Sundstrand Corporation
- Company type: Subsidiary
- Industry: Aerospace and Industrial Products
- Founded: June 1926 as Sundstrand Machine Tool Company
- Fate: Merged
- Successor: Hamilton Sundstrand
- Headquarters: Rockford, Illinois
- Key people: Hugo L. Olson, Edwin Cedarleaf, David Sundstrand, Harry Stonecipher, Oscar Sundstrand

= Sundstrand Corporation =

American manufacturing company

Sundstrand Corporation was founded in 1926 as a merger of two companies started by Swedish immigrants: the Rockford Tool Company and the Rockford Milling Machine Company in Rockford, Illinois. It was known as Sundstrand Machine Tool Company until 1959 when shareholders voted to change the name to Sundstrand Corporation.

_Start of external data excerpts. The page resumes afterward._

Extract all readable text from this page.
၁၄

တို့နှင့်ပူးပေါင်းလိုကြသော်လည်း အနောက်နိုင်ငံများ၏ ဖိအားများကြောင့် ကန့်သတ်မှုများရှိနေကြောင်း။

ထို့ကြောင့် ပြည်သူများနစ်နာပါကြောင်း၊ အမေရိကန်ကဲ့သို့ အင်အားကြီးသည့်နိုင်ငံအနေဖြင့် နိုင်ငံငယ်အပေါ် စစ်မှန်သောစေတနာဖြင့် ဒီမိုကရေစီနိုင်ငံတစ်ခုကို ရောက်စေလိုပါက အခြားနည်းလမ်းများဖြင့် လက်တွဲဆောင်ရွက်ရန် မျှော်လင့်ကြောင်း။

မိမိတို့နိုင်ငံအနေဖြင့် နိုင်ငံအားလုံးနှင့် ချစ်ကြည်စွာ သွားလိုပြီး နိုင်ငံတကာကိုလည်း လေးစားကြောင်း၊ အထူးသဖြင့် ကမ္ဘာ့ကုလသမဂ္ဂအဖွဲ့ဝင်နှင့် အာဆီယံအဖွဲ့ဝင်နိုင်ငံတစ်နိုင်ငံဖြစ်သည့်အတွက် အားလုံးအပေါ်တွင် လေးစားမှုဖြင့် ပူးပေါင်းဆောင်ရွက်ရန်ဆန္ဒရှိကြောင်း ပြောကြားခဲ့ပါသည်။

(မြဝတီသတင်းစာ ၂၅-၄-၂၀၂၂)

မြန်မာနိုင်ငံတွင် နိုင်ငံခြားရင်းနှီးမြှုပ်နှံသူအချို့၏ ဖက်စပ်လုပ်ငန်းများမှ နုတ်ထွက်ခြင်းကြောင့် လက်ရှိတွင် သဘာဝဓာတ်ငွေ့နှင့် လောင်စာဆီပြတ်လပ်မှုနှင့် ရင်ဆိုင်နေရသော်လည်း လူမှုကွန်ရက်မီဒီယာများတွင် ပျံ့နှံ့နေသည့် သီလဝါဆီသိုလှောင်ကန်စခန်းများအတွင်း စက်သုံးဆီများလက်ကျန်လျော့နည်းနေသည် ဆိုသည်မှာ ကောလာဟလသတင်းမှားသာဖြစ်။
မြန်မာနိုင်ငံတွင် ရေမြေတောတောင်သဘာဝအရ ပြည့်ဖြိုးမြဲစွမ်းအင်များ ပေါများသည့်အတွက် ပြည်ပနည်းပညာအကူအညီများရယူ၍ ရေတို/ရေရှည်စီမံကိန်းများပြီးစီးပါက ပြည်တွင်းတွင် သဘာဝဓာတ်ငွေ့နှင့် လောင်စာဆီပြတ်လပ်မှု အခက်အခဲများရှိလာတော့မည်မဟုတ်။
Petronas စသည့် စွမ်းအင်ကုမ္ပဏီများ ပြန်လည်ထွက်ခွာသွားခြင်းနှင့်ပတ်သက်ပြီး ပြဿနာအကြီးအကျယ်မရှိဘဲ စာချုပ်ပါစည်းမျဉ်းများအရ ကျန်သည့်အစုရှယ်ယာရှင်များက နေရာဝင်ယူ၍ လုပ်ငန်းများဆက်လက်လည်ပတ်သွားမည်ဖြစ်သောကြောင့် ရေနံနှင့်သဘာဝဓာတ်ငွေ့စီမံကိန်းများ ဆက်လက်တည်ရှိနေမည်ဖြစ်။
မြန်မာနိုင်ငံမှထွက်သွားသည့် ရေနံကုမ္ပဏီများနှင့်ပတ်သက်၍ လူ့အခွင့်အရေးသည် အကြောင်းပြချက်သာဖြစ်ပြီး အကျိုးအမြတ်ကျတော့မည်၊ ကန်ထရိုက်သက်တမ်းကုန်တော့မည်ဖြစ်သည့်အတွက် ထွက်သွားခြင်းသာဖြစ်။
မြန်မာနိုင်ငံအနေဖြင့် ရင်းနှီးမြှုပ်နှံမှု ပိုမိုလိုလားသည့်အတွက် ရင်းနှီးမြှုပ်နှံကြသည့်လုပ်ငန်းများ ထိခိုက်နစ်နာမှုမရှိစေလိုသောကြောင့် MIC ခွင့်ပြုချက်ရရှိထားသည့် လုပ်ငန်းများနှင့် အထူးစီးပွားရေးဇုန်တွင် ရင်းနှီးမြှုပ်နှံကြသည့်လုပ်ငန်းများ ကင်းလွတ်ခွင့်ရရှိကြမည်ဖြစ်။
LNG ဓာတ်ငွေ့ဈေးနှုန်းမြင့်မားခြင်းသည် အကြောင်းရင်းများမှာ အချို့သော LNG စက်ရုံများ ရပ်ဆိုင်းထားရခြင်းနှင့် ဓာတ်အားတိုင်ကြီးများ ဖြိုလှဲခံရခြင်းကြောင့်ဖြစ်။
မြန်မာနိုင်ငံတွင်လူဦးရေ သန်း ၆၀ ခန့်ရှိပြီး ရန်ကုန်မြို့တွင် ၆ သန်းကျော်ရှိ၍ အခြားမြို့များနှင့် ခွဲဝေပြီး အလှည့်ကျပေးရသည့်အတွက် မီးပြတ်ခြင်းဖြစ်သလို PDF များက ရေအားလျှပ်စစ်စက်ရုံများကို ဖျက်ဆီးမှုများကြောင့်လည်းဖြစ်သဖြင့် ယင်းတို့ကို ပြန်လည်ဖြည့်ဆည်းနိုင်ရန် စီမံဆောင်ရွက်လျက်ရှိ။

Sundstrand was a manufacturer of aerospace and industrial products. Aerospace products included emergency power and secondary power systems, while industrial products included electric power generating systems, constant speed drives, and gas turbine engines.

It also owned and operated a technology business that provided in-flight entertainment programming as well as video and audio playback equipment for the airline industry. Sony purchased the business from Sundstrand in 1989, renaming it Sony Trans Com, and subsequently sold it to Rockwell Collins in 2000.

In 1999, when United Technologies Corporation acquired Sundstrand, it merged with Hamilton Standard creating Hamilton Sundstrand.